Particularly given Irish had no weekends off from 27th November to 29th January, midseason breaks are unfamiliar territory, yet little is tinkered by Palmer and his department in recent training days to ensure maximum consistency.
“The biggest change would be the amount and focus of the meetings, as we are looking more on our game rather than the threat of a possible opposition.
“We would standardise a few things though that would be different on a traditional match week.
“For example, traditionally we have one light session in the week followed by the biggest training day, and the third is to sharpen everything up so could be called moderate for most of the playing squad.
“For these past two weeks we have trained a day on, a day off and had more big training days.
“We also completed arguably our biggest training day of the year so far which is a great testament to the players and their fitness at present especially rugby specific fitness.”
In the absence of matchdays, the coaching group encouragingly does not encounter a need to keep motivation up with the players.
A billing of a London derby against Saracens and a potential postseason decider against Exeter Chiefs awaits Kiss, Palmer and the team in Sunbury, with the squad’s training levels rising nicely to meet the expectations of the fixtures.

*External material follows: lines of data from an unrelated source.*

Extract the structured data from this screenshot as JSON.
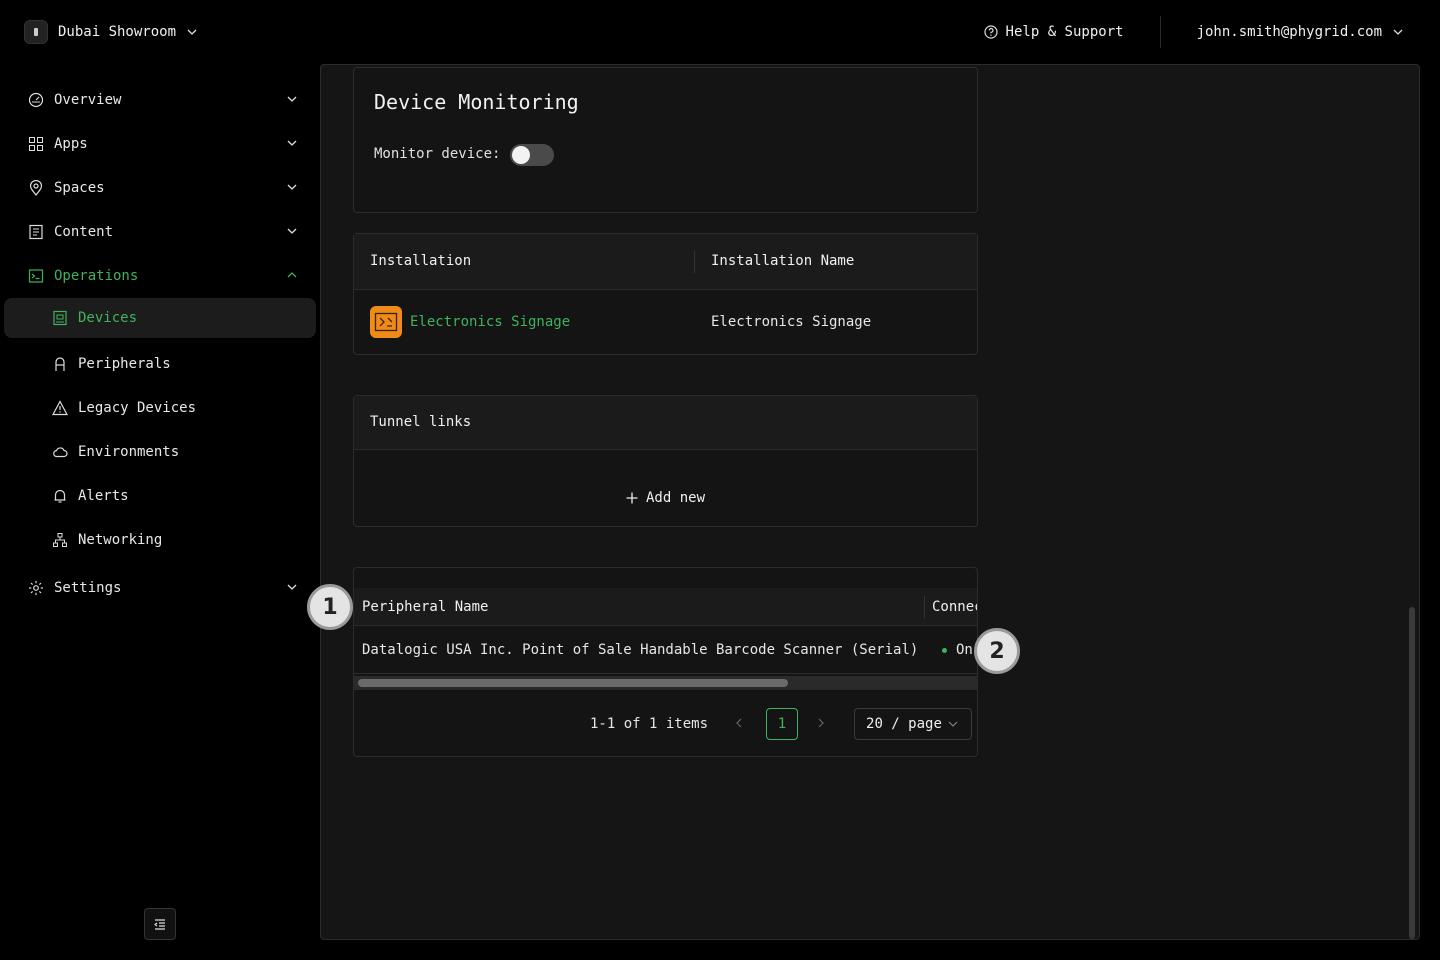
{
  "header": {
    "org_name": "Dubai Showroom",
    "help_label": "Help & Support",
    "user_email": "john.smith@phygrid.com"
  },
  "sidebar": {
    "items": [
      {
        "label": "Overview",
        "icon": "gauge-icon"
      },
      {
        "label": "Apps",
        "icon": "grid-icon"
      },
      {
        "label": "Spaces",
        "icon": "location-pin-icon"
      },
      {
        "label": "Content",
        "icon": "document-icon"
      },
      {
        "label": "Operations",
        "icon": "terminal-icon"
      }
    ],
    "operations_sub": [
      {
        "label": "Devices",
        "icon": "device-icon"
      },
      {
        "label": "Peripherals",
        "icon": "peripheral-icon"
      },
      {
        "label": "Legacy Devices",
        "icon": "warning-icon"
      },
      {
        "label": "Environments",
        "icon": "cloud-icon"
      },
      {
        "label": "Alerts",
        "icon": "bell-icon"
      },
      {
        "label": "Networking",
        "icon": "network-icon"
      }
    ],
    "settings_label": "Settings"
  },
  "monitoring": {
    "title": "Device Monitoring",
    "monitor_label": "Monitor device:",
    "monitor_enabled": false
  },
  "installation_table": {
    "columns": [
      "Installation",
      "Installation Name"
    ],
    "rows": [
      {
        "installation": "Electronics Signage",
        "name": "Electronics Signage"
      }
    ]
  },
  "tunnel_links": {
    "title": "Tunnel links",
    "add_label": "Add new"
  },
  "peripherals_table": {
    "columns": [
      "Peripheral Name",
      "Connec"
    ],
    "rows": [
      {
        "name": "Datalogic USA Inc. Point of Sale Handable Barcode Scanner (Serial)",
        "status": "On"
      }
    ],
    "pagination": {
      "summary": "1-1 of 1 items",
      "current_page": "1",
      "page_size": "20 / page"
    }
  },
  "markers": [
    "1",
    "2"
  ],
  "colors": {
    "accent": "#3fb35b",
    "app_icon": "#f08a18"
  }
}
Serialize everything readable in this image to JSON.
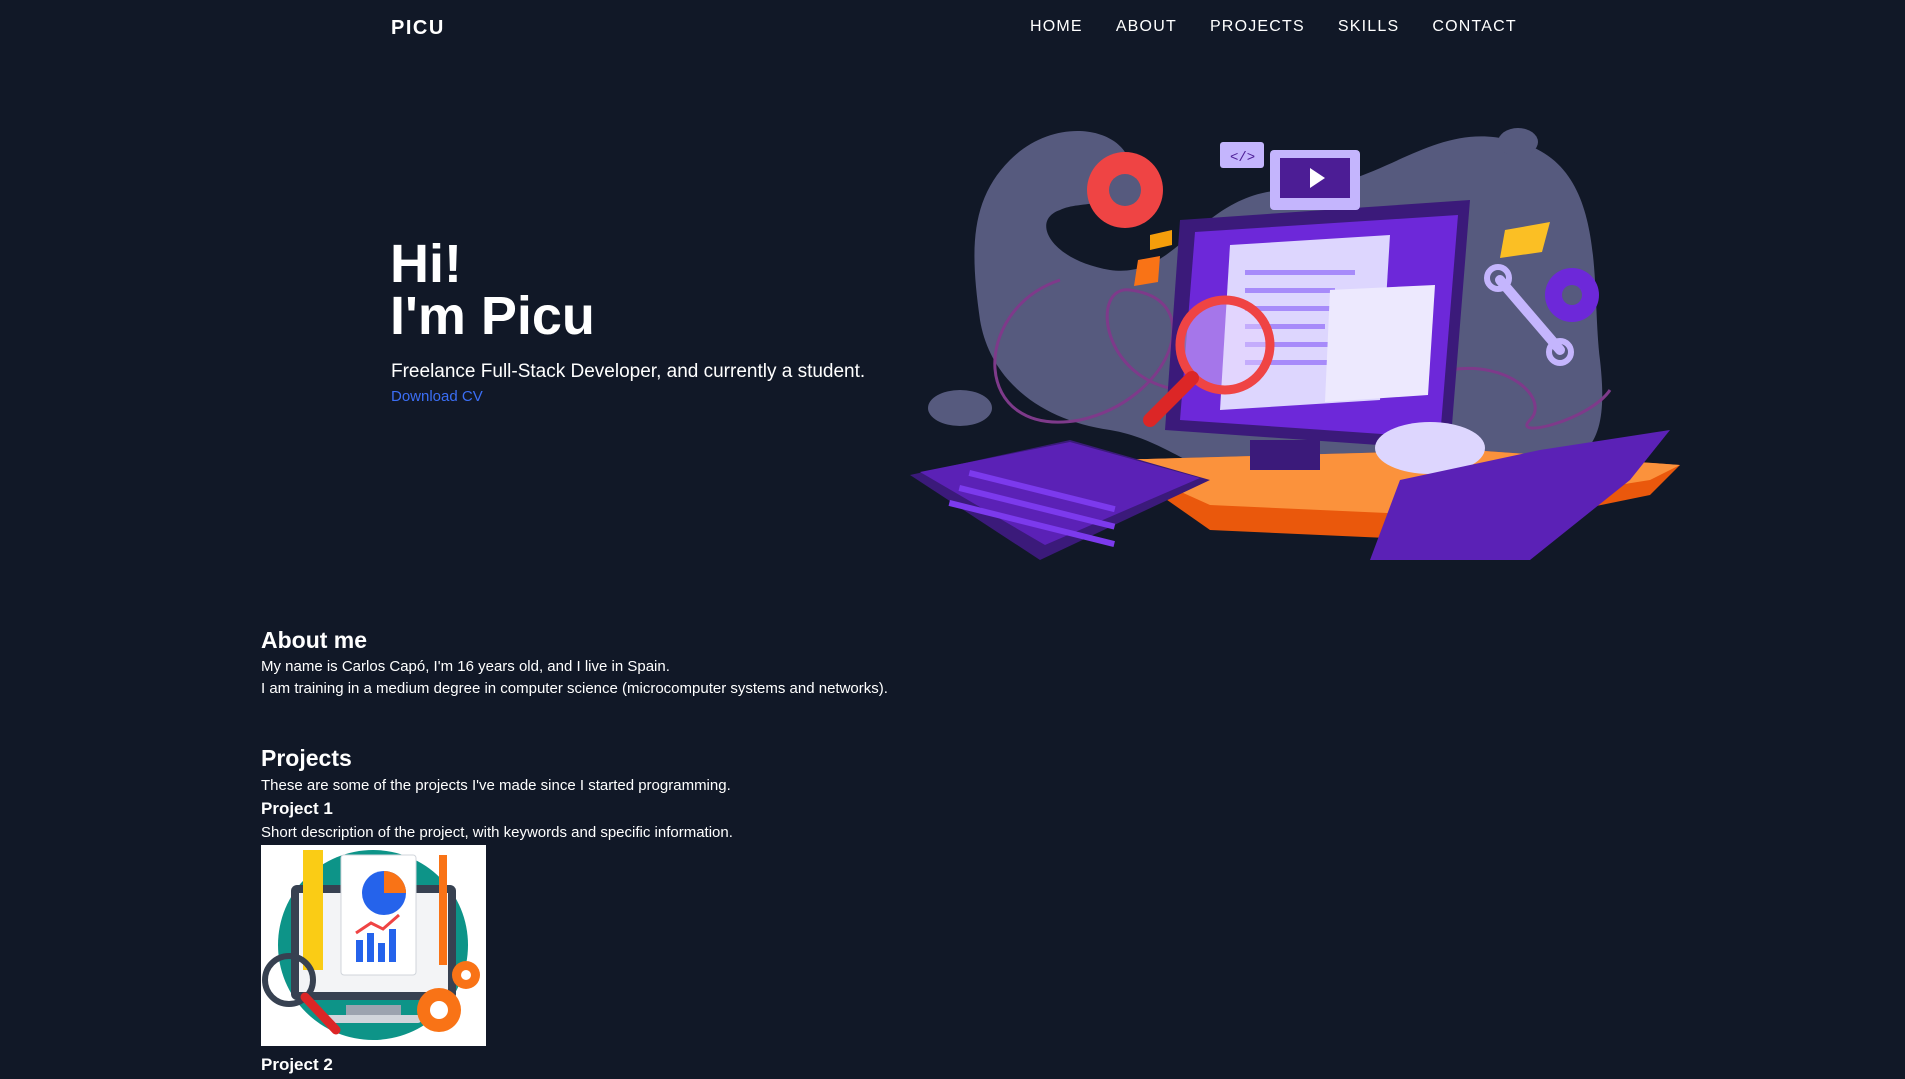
{
  "nav": {
    "logo": "PICU",
    "links": [
      "HOME",
      "ABOUT",
      "PROJECTS",
      "SKILLS",
      "CONTACT"
    ]
  },
  "hero": {
    "line1": "Hi!",
    "line2": "I'm Picu",
    "subtitle": "Freelance Full-Stack Developer, and currently a student.",
    "cv_link": "Download CV"
  },
  "about": {
    "title": "About me",
    "line1": "My name is Carlos Capó, I'm 16 years old, and I live in Spain.",
    "line2": "I am training in a medium degree in computer science (microcomputer systems and networks)."
  },
  "projects": {
    "title": "Projects",
    "intro": "These are some of the projects I've made since I started programming.",
    "items": [
      {
        "title": "Project 1",
        "description": "Short description of the project, with keywords and specific information.",
        "image_icon": "analytics-illustration"
      },
      {
        "title": "Project 2"
      }
    ]
  },
  "colors": {
    "background": "#111827",
    "link": "#3b6ef5",
    "blob": "#565a7e",
    "purple": "#5b21b6",
    "orange": "#f97316"
  }
}
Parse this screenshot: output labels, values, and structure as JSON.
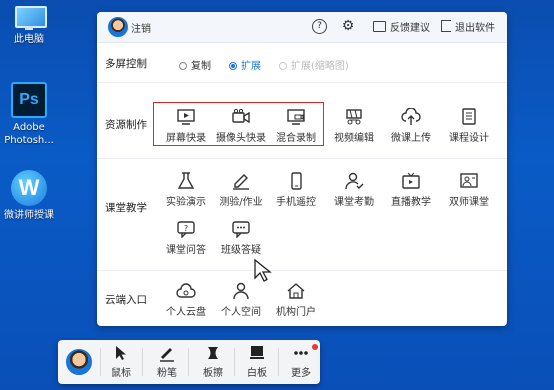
{
  "desktop": {
    "icons": [
      {
        "label": "此电脑",
        "icon": "computer-icon"
      },
      {
        "label": "Adobe Photosh...",
        "icon": "photoshop-icon"
      },
      {
        "label": "微讲师授课",
        "icon": "weijiangshi-icon"
      }
    ]
  },
  "topbar": {
    "logout": "注销",
    "help": "?",
    "feedback": "反馈建议",
    "quit": "退出软件"
  },
  "multiscreen": {
    "label": "多屏控制",
    "options": [
      {
        "label": "复制",
        "state": "unselected"
      },
      {
        "label": "扩展",
        "state": "selected"
      },
      {
        "label": "扩展(缩略图)",
        "state": "disabled"
      }
    ]
  },
  "resources": {
    "label": "资源制作",
    "items": [
      {
        "label": "屏幕快录",
        "icon": "screen-record-icon"
      },
      {
        "label": "摄像头快录",
        "icon": "camera-record-icon"
      },
      {
        "label": "混合录制",
        "icon": "mixed-record-icon"
      },
      {
        "label": "视频编辑",
        "icon": "video-edit-icon"
      },
      {
        "label": "微课上传",
        "icon": "cloud-upload-icon"
      },
      {
        "label": "课程设计",
        "icon": "course-design-icon"
      }
    ]
  },
  "classroom": {
    "label": "课堂教学",
    "items": [
      {
        "label": "实验演示",
        "icon": "flask-icon"
      },
      {
        "label": "测验/作业",
        "icon": "pencil-icon"
      },
      {
        "label": "手机遥控",
        "icon": "phone-icon"
      },
      {
        "label": "课堂考勤",
        "icon": "attendance-icon"
      },
      {
        "label": "直播教学",
        "icon": "tv-icon"
      },
      {
        "label": "双师课堂",
        "icon": "dual-teacher-icon"
      },
      {
        "label": "课堂问答",
        "icon": "qa-icon"
      },
      {
        "label": "班级答疑",
        "icon": "chat-icon"
      }
    ]
  },
  "cloud": {
    "label": "云端入口",
    "items": [
      {
        "label": "个人云盘",
        "icon": "cloud-disk-icon"
      },
      {
        "label": "个人空间",
        "icon": "person-icon"
      },
      {
        "label": "机构门户",
        "icon": "home-icon"
      }
    ]
  },
  "toolbar": {
    "items": [
      {
        "label": "鼠标",
        "icon": "mouse-pointer-icon"
      },
      {
        "label": "粉笔",
        "icon": "chalk-icon"
      },
      {
        "label": "板擦",
        "icon": "eraser-icon"
      },
      {
        "label": "白板",
        "icon": "whiteboard-icon"
      },
      {
        "label": "更多",
        "icon": "more-icon"
      }
    ]
  },
  "colors": {
    "accent": "#1a75d8",
    "highlight": "#e0262b",
    "desktop": "#0a5bc6"
  }
}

Kiss concluded: “All we can do is deal with the circumstances of not having a competitive game for a month, and I have to take my hat off to the players, particularly the leadership group, who manage a lot of the way the guys go about their business.
“It’s in their hands how they want to approach it, they have been motivated, focused and have worked hard to get the best preparation possible for the run-in.”
“It is always a concern that the game not being there at the end of the week would potentially curb some of the motivation to work hard on any given day, but the playing group we currently have are incredibly driven to succeed,” the Head of S&C said.
“Some of the training in the gym and on field has been first class, we have had fitness personal bests, strength personal bests, power personal bests, not from all but definitely most of the group.
“I’m really pleased with where the players are at right now.”